During an interview with The Washington Post, Ossoff emphasized that his concerns are not limited to the men and women who have been victimized while inside federal facilities, pointing to “outside criminal enterprises being run from within the prison” in Atlanta.
“When you’ve got corruption and misconduct and massive security failures and contraband flowing in and out and escapes that are routine, the whole community is at risk,” Ossoff said. “The conditions inside impact the safety of communities and families outside. So, it’s a public safety imperative and a crime fighting imperative that these facilities be professionally run.”
In addition to the exposures his hearings provided, Ossoff scored a legislative victory when his Prison Camera Reform Act was signed by President Biden in late December. It requires the BOP to improve outdated and broken security camera systems and to maintain video evidence of misconduct by inmates and staff, including negligent, abusive and criminal behavior.

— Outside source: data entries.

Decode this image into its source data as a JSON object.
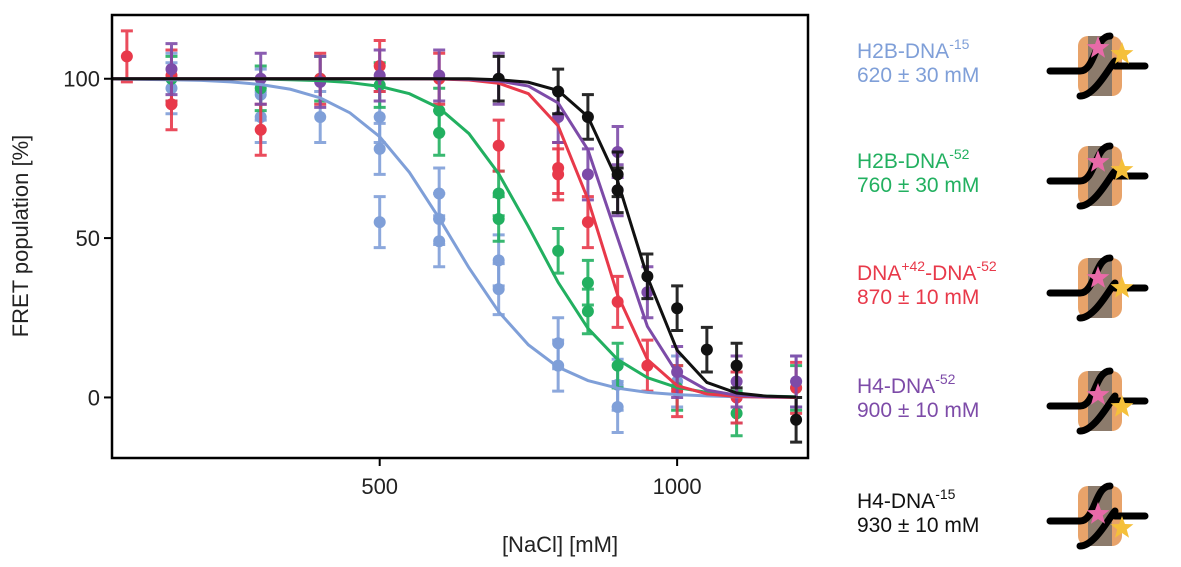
{
  "chart_data": {
    "type": "scatter",
    "x_label": "[NaCl] [mM]",
    "y_label": "FRET population [%]",
    "xlim": [
      50,
      1220
    ],
    "ylim": [
      -19,
      120
    ],
    "xticks": [
      500,
      1000
    ],
    "yticks": [
      0,
      50,
      100
    ],
    "fit_x": [
      50,
      100,
      150,
      200,
      250,
      300,
      350,
      400,
      450,
      500,
      550,
      600,
      650,
      700,
      750,
      800,
      850,
      900,
      950,
      1000,
      1050,
      1100,
      1150,
      1200
    ],
    "series": [
      {
        "name_parts": [
          "H2B-DNA",
          "-15"
        ],
        "midpoint_label": "620 ± 30 mM",
        "color": "#7f9fd8",
        "x": [
          150,
          150,
          300,
          300,
          400,
          500,
          500,
          500,
          600,
          600,
          600,
          700,
          700,
          800,
          800,
          900,
          900,
          1000,
          1100,
          1200
        ],
        "values": [
          100,
          97,
          88,
          95,
          88,
          88,
          78,
          55,
          64,
          56,
          49,
          43,
          34,
          17,
          10,
          4,
          -3,
          5,
          0,
          5
        ],
        "errors": [
          8,
          8,
          8,
          8,
          8,
          8,
          8,
          8,
          8,
          8,
          8,
          8,
          8,
          8,
          8,
          8,
          8,
          8,
          8,
          8
        ],
        "fit_y": [
          99.9,
          99.8,
          99.7,
          99.5,
          99.0,
          98.2,
          96.7,
          94.0,
          89.3,
          81.8,
          70.6,
          56.2,
          40.7,
          26.9,
          16.5,
          9.5,
          5.3,
          2.9,
          1.6,
          0.9,
          0.5,
          0.2,
          0.1,
          0.1
        ]
      },
      {
        "name_parts": [
          "H2B-DNA",
          "-52"
        ],
        "midpoint_label": "760 ± 30 mM",
        "color": "#22b060",
        "x": [
          150,
          300,
          400,
          500,
          600,
          600,
          700,
          700,
          800,
          850,
          850,
          900,
          1000,
          1100,
          1200
        ],
        "values": [
          100,
          97,
          100,
          98,
          90,
          83,
          64,
          56,
          46,
          36,
          27,
          10,
          3,
          -5,
          3
        ],
        "errors": [
          7,
          7,
          7,
          7,
          7,
          7,
          7,
          7,
          7,
          7,
          7,
          7,
          7,
          7,
          7
        ],
        "fit_y": [
          100,
          100,
          100,
          100,
          99.9,
          99.9,
          99.7,
          99.4,
          98.8,
          97.6,
          95.3,
          90.8,
          82.8,
          70.2,
          53.6,
          36.1,
          21.7,
          11.9,
          6.2,
          3.1,
          1.6,
          0.8,
          0.4,
          0.2
        ]
      },
      {
        "name_parts": [
          "DNA",
          "+42",
          "-DNA",
          "-52"
        ],
        "midpoint_label": "870 ± 10 mM",
        "color": "#e8394a",
        "x": [
          75,
          150,
          150,
          300,
          400,
          500,
          600,
          700,
          800,
          800,
          850,
          900,
          950,
          1000,
          1100,
          1200
        ],
        "values": [
          107,
          92,
          101,
          84,
          100,
          104,
          100,
          79,
          72,
          70,
          55,
          30,
          10,
          2,
          0,
          3
        ],
        "errors": [
          8,
          8,
          8,
          8,
          8,
          8,
          8,
          8,
          8,
          8,
          8,
          8,
          8,
          8,
          8,
          8
        ],
        "fit_y": [
          100,
          100,
          100,
          100,
          100,
          100,
          100,
          100,
          100,
          100,
          100,
          99.9,
          99.6,
          98.6,
          95.3,
          85.2,
          62.2,
          32.1,
          11.9,
          3.7,
          1.1,
          0.3,
          0.1,
          0
        ]
      },
      {
        "name_parts": [
          "H4-DNA",
          "-52"
        ],
        "midpoint_label": "900 ± 10 mM",
        "color": "#7d4ba8",
        "x": [
          150,
          300,
          400,
          500,
          600,
          700,
          800,
          850,
          900,
          900,
          950,
          1000,
          1100,
          1200
        ],
        "values": [
          103,
          100,
          99,
          101,
          101,
          100,
          88,
          70,
          77,
          65,
          33,
          8,
          5,
          5
        ],
        "errors": [
          8,
          8,
          8,
          8,
          8,
          8,
          8,
          8,
          8,
          8,
          8,
          8,
          8,
          8
        ],
        "fit_y": [
          100,
          100,
          100,
          100,
          100,
          100,
          100,
          100,
          100,
          100,
          100,
          100,
          99.8,
          99.3,
          97.7,
          92.4,
          77.7,
          50,
          22.3,
          7.6,
          2.3,
          0.7,
          0.2,
          0.1
        ]
      },
      {
        "name_parts": [
          "H4-DNA",
          "-15"
        ],
        "midpoint_label": "930 ± 10 mM",
        "color": "#111111",
        "x": [
          700,
          800,
          850,
          900,
          900,
          950,
          1000,
          1050,
          1100,
          1200
        ],
        "values": [
          100,
          96,
          88,
          70,
          65,
          38,
          28,
          15,
          10,
          -7
        ],
        "errors": [
          7,
          7,
          7,
          7,
          7,
          7,
          7,
          7,
          7,
          7
        ],
        "fit_y": [
          100,
          100,
          100,
          100,
          100,
          100,
          100,
          100,
          100,
          100,
          100,
          100,
          100,
          99.7,
          98.9,
          96.3,
          88.1,
          67.9,
          37.8,
          14.8,
          4.7,
          1.4,
          0.4,
          0.1
        ]
      }
    ]
  }
}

Beyond legislation, “I also wanted to focus unprecedented Senate attention on this issue because no one else has,” he said. “I guess because there’s not any clear political upside. But this is a human rights crisis that is ongoing behind bars in the United States. Folks deserve to serve their time, but not to face rape, abuse, corruption, medical mistreatment.”
That focus includes three additional bipartisan bills he co-introduced:
• The Federal Prison Oversight Act would require the Justice Department’s inspector general to inspect the BOP’s prisons, make recommendations and assign each a “risk score” based on various factors.
• The Family Notification of Death, Injury, or Illness in Custody Act would set family notification procedures when an incarcerated person dies in federal custody.
• The Federal Prisons Accountability Act, co-sponsored with Senate Minority Leader Mitch McConnell (R-Ky.) and others, would make the BOP director a presidential appointee with Senate consent, instead of an attorney general selection.
Citing “a zero-tolerance policy for sexual abuse of any kind” in statement to The Post, the BOP said that “we believe that holding staff accountable, to the fullest extent of the law, will serve as a deterrent against future misconduct by staff.”
During the interview, Ossoff described the BOP as a “diseased bureaucracy,” although he expressed confidence in Director Colette S. Peters, who took office in August.
Ossoff isn’t done yet.
“It’s likely that I will sustain these oversight efforts,” he said, “and hold more hearings on these subject this Congress.”